[Analytical Perspectives]
[Other Technical Presentations]
[18. Relationship of Budget Authority to Outlays]
[From the U.S. Government Publishing Office, www.gpo.gov]



[[Page 363]]

 
            18.  RELATIONSHIP OF BUDGET AUTHORITY TO OUTLAYS

  Budget authority is the authority for Federal agencies to enter into 
obligations that will result in immediate or future outlays.\1\ Budget 
authority is provided in laws, and Federal agencies cannot obligate the 
Government to make outlays until budget authority is provided. New 
budget authority for most Federal programs is provided in 13 annually 
enacted appropriations acts.\2\ However, new budget authority for more 
than half of all outlays, mainly trust fund spending, is made available 
through permanent appropriations under existing laws. For most trust 
funds the budget authority for a year is automatically appropriated 
under existing law from the available balance of their receipts and 
equals the estimated annual obligations of the funds for that year. 
Automatic appropriations also cover interest on the public debt, for 
which budget authority is provided under a permanent appropriation 
enacted in 1847; and the authority to spend offsetting collections 
credited to appropriation or fund accounts.
---------------------------------------------------------------------------
  \1\ For most budget accounts, the relationship of budget authority, 
obligations, and outlays is shown in a ``program and financing'' 
schedule in the budget Appendix volume. The concepts of budget 
authority, obligations, and outlays are discussed further in Chapter 23 
of the present volume, ``Budget System and Concepts and Glossary.''
  \2\ In recent years, many of the 13 ``regular'' appropriation bills 
have sometimes been consolidated into a single act.
---------------------------------------------------------------------------
  Not all of the new budget authority for the year 2000 will be 
obligated or spent in 2000: \3\
---------------------------------------------------------------------------
  \3\ This subject is also discussed in a separate OMB report, 
``Balances of Budget Authority,'' which can be purchased from the 
National Technical Information Service shortly after the budget is 
transmitted and is made available, with the other Budget documents, on 
the Internet.
---------------------------------------------------------------------------
    Budget authority for most trust funds comes from the 
          authority of these funds to spend their receipts (limited, in 
          most cases, by the estimated obligations). Any unexpended 
          balances remain available to these trust funds indefinitely to 
          finance future benefits and for other purposes specified by 
          law.
    Budget authority for most major construction and procurement 
          projects covers the entire cost estimated when the projects 
          are initiated, even though work will take place and outlays 
          will be made over a period extending beyond the year for which 
          the budget authority is enacted.
    Until recent years, budget authority for large portions of 
          the subsidized housing programs was equal to the Government's 
          estimated obligation to pay subsidies under contracts, which 
          extended for periods of up to 40 years.
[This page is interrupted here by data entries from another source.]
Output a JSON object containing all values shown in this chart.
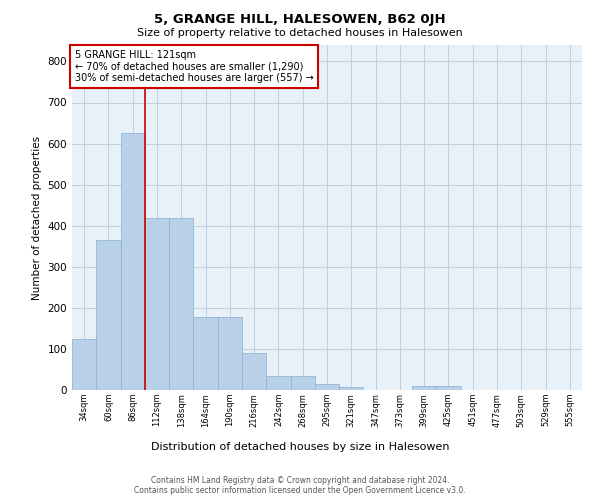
{
  "title": "5, GRANGE HILL, HALESOWEN, B62 0JH",
  "subtitle": "Size of property relative to detached houses in Halesowen",
  "xlabel": "Distribution of detached houses by size in Halesowen",
  "ylabel": "Number of detached properties",
  "bar_values": [
    125,
    365,
    625,
    418,
    418,
    178,
    178,
    90,
    35,
    35,
    14,
    7,
    0,
    0,
    10,
    10,
    0,
    0,
    0,
    0,
    0
  ],
  "bar_labels": [
    "34sqm",
    "60sqm",
    "86sqm",
    "112sqm",
    "138sqm",
    "164sqm",
    "190sqm",
    "216sqm",
    "242sqm",
    "268sqm",
    "295sqm",
    "321sqm",
    "347sqm",
    "373sqm",
    "399sqm",
    "425sqm",
    "451sqm",
    "477sqm",
    "503sqm",
    "529sqm",
    "555sqm"
  ],
  "bar_color": "#b8d0e8",
  "bar_edge_color": "#8ab0cc",
  "red_line_x": 2.5,
  "marker_label": "5 GRANGE HILL: 121sqm",
  "annotation_line1": "← 70% of detached houses are smaller (1,290)",
  "annotation_line2": "30% of semi-detached houses are larger (557) →",
  "ylim": [
    0,
    840
  ],
  "yticks": [
    0,
    100,
    200,
    300,
    400,
    500,
    600,
    700,
    800
  ],
  "red_line_color": "#cc0000",
  "annotation_box_color": "#ffffff",
  "annotation_box_edge_color": "#cc0000",
  "grid_color": "#c0d0e0",
  "bg_color": "#e8f0f8",
  "footer_line1": "Contains HM Land Registry data © Crown copyright and database right 2024.",
  "footer_line2": "Contains public sector information licensed under the Open Government Licence v3.0."
}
These contracts are 
          now for one year only, and budget authority is provided to 
          meet annual requirements.
    New budget authority for most other long-term contracts 
          covers the estimated maximum obligation of the Government.
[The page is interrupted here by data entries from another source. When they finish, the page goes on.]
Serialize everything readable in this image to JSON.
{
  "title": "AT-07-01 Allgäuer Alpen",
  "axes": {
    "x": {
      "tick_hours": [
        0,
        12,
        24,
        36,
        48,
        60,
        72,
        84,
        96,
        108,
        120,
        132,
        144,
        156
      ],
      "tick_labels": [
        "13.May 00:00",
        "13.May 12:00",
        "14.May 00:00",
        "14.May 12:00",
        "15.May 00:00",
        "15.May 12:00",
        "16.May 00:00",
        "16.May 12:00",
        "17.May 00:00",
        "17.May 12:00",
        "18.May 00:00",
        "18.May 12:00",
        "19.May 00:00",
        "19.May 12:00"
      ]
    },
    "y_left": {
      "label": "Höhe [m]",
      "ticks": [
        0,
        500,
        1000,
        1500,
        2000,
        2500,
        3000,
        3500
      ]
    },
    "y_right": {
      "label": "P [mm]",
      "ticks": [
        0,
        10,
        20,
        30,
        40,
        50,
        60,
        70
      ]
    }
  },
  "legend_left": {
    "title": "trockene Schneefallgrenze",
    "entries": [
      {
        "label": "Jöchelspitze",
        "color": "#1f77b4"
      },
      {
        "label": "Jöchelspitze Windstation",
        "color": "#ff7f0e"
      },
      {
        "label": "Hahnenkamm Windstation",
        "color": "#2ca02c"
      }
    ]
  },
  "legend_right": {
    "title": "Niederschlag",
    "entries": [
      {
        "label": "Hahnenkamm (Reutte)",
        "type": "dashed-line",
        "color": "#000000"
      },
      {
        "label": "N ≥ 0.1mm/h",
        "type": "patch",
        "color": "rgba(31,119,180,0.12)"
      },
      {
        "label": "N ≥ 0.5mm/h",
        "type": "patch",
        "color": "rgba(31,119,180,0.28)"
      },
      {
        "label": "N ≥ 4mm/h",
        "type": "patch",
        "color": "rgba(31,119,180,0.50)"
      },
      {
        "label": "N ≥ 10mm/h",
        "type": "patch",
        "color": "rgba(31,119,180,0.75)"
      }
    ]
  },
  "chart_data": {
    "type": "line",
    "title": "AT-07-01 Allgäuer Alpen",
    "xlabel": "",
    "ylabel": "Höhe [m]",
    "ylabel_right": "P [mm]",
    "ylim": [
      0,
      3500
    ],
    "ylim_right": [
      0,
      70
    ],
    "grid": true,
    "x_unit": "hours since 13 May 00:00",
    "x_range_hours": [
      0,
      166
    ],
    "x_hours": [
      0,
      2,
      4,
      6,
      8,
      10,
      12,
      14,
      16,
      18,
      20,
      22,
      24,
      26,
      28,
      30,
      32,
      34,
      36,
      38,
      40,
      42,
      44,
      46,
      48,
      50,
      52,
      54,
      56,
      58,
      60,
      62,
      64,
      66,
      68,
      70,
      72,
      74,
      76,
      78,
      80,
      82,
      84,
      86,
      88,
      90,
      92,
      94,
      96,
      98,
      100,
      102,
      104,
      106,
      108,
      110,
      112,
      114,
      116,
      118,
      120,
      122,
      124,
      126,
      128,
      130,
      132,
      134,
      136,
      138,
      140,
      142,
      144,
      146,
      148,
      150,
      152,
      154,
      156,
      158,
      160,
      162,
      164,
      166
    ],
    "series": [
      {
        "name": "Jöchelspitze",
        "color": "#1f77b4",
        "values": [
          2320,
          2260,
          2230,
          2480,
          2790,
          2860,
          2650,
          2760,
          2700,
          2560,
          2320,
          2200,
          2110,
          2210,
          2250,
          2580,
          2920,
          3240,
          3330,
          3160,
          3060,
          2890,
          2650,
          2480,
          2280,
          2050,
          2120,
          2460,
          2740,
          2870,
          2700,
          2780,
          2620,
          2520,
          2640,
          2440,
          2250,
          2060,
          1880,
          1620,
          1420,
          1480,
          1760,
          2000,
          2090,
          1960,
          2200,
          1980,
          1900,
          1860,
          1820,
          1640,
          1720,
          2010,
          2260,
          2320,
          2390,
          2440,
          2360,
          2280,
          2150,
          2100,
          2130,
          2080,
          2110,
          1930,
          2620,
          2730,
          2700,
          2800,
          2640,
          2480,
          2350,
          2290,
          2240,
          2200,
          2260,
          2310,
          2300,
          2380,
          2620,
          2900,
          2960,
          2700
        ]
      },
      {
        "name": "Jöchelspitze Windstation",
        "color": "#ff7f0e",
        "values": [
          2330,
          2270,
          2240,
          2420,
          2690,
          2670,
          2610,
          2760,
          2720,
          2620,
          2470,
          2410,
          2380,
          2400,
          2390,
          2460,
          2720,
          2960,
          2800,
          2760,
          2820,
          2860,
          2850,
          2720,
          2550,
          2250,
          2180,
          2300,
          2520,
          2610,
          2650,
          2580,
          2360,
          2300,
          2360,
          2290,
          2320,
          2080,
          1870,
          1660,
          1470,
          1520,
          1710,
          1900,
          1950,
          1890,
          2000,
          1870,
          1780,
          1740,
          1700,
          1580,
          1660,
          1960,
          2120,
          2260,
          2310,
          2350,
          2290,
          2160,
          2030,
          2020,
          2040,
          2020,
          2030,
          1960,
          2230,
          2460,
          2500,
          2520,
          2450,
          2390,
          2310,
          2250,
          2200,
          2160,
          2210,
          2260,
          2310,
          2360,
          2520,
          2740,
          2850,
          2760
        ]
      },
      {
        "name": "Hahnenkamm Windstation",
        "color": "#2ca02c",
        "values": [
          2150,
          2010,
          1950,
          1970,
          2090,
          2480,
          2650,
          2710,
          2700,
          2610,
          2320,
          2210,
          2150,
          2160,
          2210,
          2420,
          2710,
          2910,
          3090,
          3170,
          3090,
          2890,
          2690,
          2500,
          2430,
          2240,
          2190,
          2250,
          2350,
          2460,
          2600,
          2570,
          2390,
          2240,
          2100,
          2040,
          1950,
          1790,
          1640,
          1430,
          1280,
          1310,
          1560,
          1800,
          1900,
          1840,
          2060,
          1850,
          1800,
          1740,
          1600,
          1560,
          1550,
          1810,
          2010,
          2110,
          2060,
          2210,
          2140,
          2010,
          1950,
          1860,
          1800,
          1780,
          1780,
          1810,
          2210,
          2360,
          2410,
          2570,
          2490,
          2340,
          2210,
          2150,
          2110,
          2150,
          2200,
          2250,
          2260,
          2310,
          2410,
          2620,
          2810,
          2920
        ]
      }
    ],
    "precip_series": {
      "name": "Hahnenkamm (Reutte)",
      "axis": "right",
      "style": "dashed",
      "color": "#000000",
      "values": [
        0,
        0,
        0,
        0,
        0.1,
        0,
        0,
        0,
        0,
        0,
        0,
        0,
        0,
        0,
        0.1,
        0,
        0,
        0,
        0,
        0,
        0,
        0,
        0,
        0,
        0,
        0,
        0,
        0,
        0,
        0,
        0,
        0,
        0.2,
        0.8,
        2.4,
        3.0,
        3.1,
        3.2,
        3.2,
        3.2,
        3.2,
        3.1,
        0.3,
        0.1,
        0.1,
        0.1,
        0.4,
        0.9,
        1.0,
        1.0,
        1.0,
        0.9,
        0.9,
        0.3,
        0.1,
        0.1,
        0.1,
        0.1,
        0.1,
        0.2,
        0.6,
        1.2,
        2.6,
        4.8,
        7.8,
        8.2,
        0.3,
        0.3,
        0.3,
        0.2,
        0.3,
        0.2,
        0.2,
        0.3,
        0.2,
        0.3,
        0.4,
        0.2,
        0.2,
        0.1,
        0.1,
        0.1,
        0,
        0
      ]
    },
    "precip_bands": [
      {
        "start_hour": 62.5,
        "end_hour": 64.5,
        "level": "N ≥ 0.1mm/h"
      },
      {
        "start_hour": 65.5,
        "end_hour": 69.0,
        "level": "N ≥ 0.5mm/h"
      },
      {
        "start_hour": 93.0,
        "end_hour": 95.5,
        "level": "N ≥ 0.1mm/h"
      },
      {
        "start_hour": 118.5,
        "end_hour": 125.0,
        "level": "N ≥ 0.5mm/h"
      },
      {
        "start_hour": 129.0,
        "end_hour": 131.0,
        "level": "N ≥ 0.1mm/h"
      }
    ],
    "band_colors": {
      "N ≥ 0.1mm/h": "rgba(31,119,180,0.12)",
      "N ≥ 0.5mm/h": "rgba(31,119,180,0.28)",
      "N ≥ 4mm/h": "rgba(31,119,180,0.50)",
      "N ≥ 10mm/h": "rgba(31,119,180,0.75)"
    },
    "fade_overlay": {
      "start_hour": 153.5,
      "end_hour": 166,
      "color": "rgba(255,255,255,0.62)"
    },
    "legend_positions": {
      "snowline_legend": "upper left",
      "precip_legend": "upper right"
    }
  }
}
    Budget authority for most education and job training 
          activity is appropriated for school or program years that 
          begin in the fourth quarter of the fiscal year. Most of these 
          funds result in outlays in the year after the year of 
          appropriation.
    Government enterprises are occasionally given budget 
          authority for standby reserves that will be used only in 
          special circumstances.
  As a result of these factors, a substantial amount of budget authority 
carries over from one year to the next. Most of this is earmarked for 
specific uses and is not available for new programs. A small part may 
never be obligated or spent, primarily the amount for contingencies that 
do not occur or reserves that never have to be used. Also, some budget 
authority results in an exchange of assets for which no corresponding 
net outlays are scored; budget authority backing the transfer of certain 
U.S. subscriptions to the International Monetary Fund is one example.
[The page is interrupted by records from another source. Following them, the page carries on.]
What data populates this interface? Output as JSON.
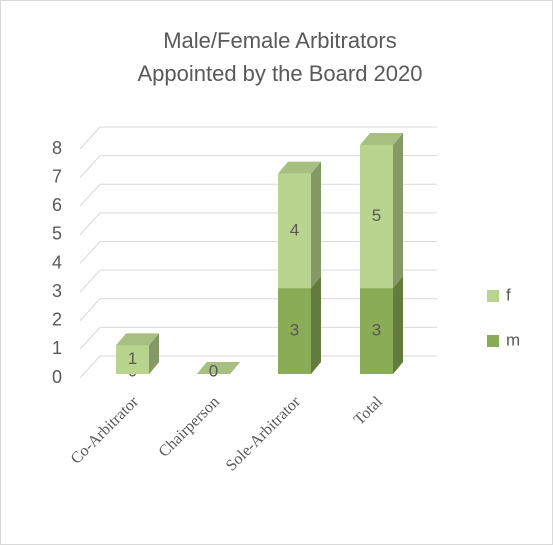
{
  "chart_data": {
    "type": "bar3d_stacked",
    "title": [
      "Male/Female Arbitrators",
      "Appointed by the Board 2020"
    ],
    "categories": [
      "Co-Arbitrator",
      "Chairperson",
      "Sole-Arbitrator",
      "Total"
    ],
    "series": [
      {
        "name": "m",
        "color": "#8aac56",
        "values": [
          0,
          0,
          3,
          3
        ]
      },
      {
        "name": "f",
        "color": "#b9d48e",
        "values": [
          1,
          0,
          4,
          5
        ]
      }
    ],
    "ylim": [
      0,
      8
    ],
    "yticks": [
      0,
      1,
      2,
      3,
      4,
      5,
      6,
      7,
      8
    ],
    "grid": true,
    "legend": "right"
  }
}
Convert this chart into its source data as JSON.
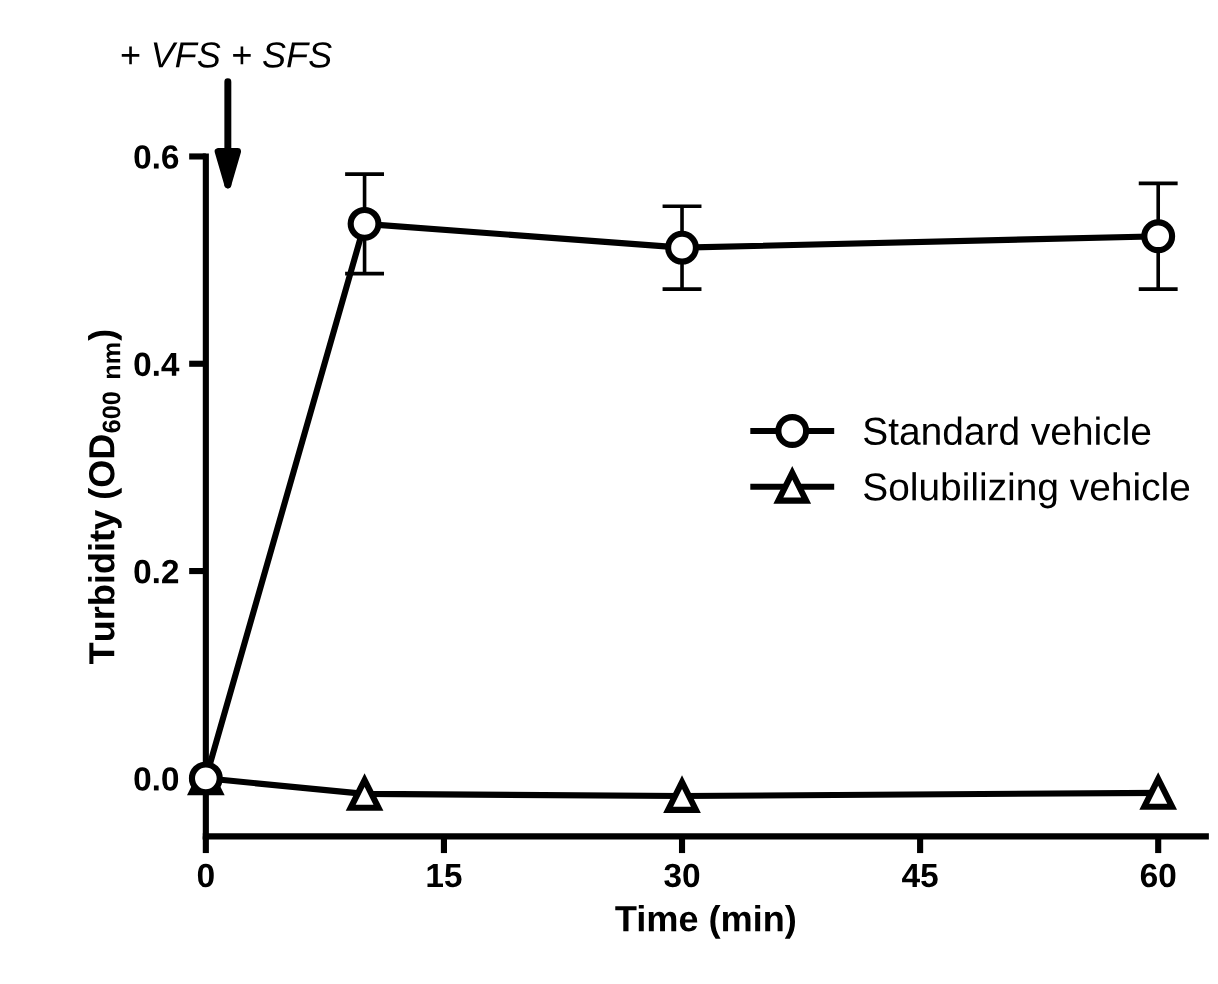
{
  "chart_data": {
    "type": "line",
    "xlabel": "Time (min)",
    "ylabel": "Turbidity (OD$_{600 nm}$)",
    "x": [
      0,
      10,
      30,
      60
    ],
    "series": [
      {
        "name": "Standard vehicle",
        "color": "#000000",
        "values": [
          0,
          0.535,
          0.512,
          0.523
        ],
        "errors": [
          null,
          0.048,
          0.04,
          0.051
        ],
        "marker": "circle"
      },
      {
        "name": "Solubilizing vehicle",
        "color": "#000000",
        "values": [
          0,
          -0.015,
          -0.017,
          -0.014
        ],
        "marker": "triangle"
      }
    ],
    "xlim": [
      0,
      63
    ],
    "xticks": [
      0,
      15,
      30,
      45,
      60
    ],
    "ylim": [
      -0.056,
      0.6
    ],
    "yticks": [
      {
        "value": 0,
        "label": "0.0"
      },
      {
        "value": 0.2,
        "label": "0.2"
      },
      {
        "value": 0.4,
        "label": "0.4"
      },
      {
        "value": 0.6,
        "label": "0.6"
      }
    ],
    "annotations": [
      "+ VFS + SFS"
    ],
    "legend": "right",
    "grid": false,
    "line_style": "solid"
  }
}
  As shown in the following chart, $318 billion of the outlays in 2000 
(18 percent of the total) will be made from budget authority enacted in 
previous years. At the same time, $336 billion of the new budget 
authority proposed for 2000 (19 percent of the total amount proposed) 
will not lead to outlays until future years. Thus, although outlays in 
2000 are, coincidentally, very nearly equal to budget authority for that 
year (99 percent), this coincidence only occurs because the prior-year 
authority that will produce 2000 outlays ($318 billion) nearly equals 
the new 2000 authority that will not be spent until future years ($336 
billion). In general, then, the total budget authority for a particular 
year is not directly indicative of that year's outlays, since it 
combines various types of budget authority that have different short-
term and long-term implications for budget obligations and outlays.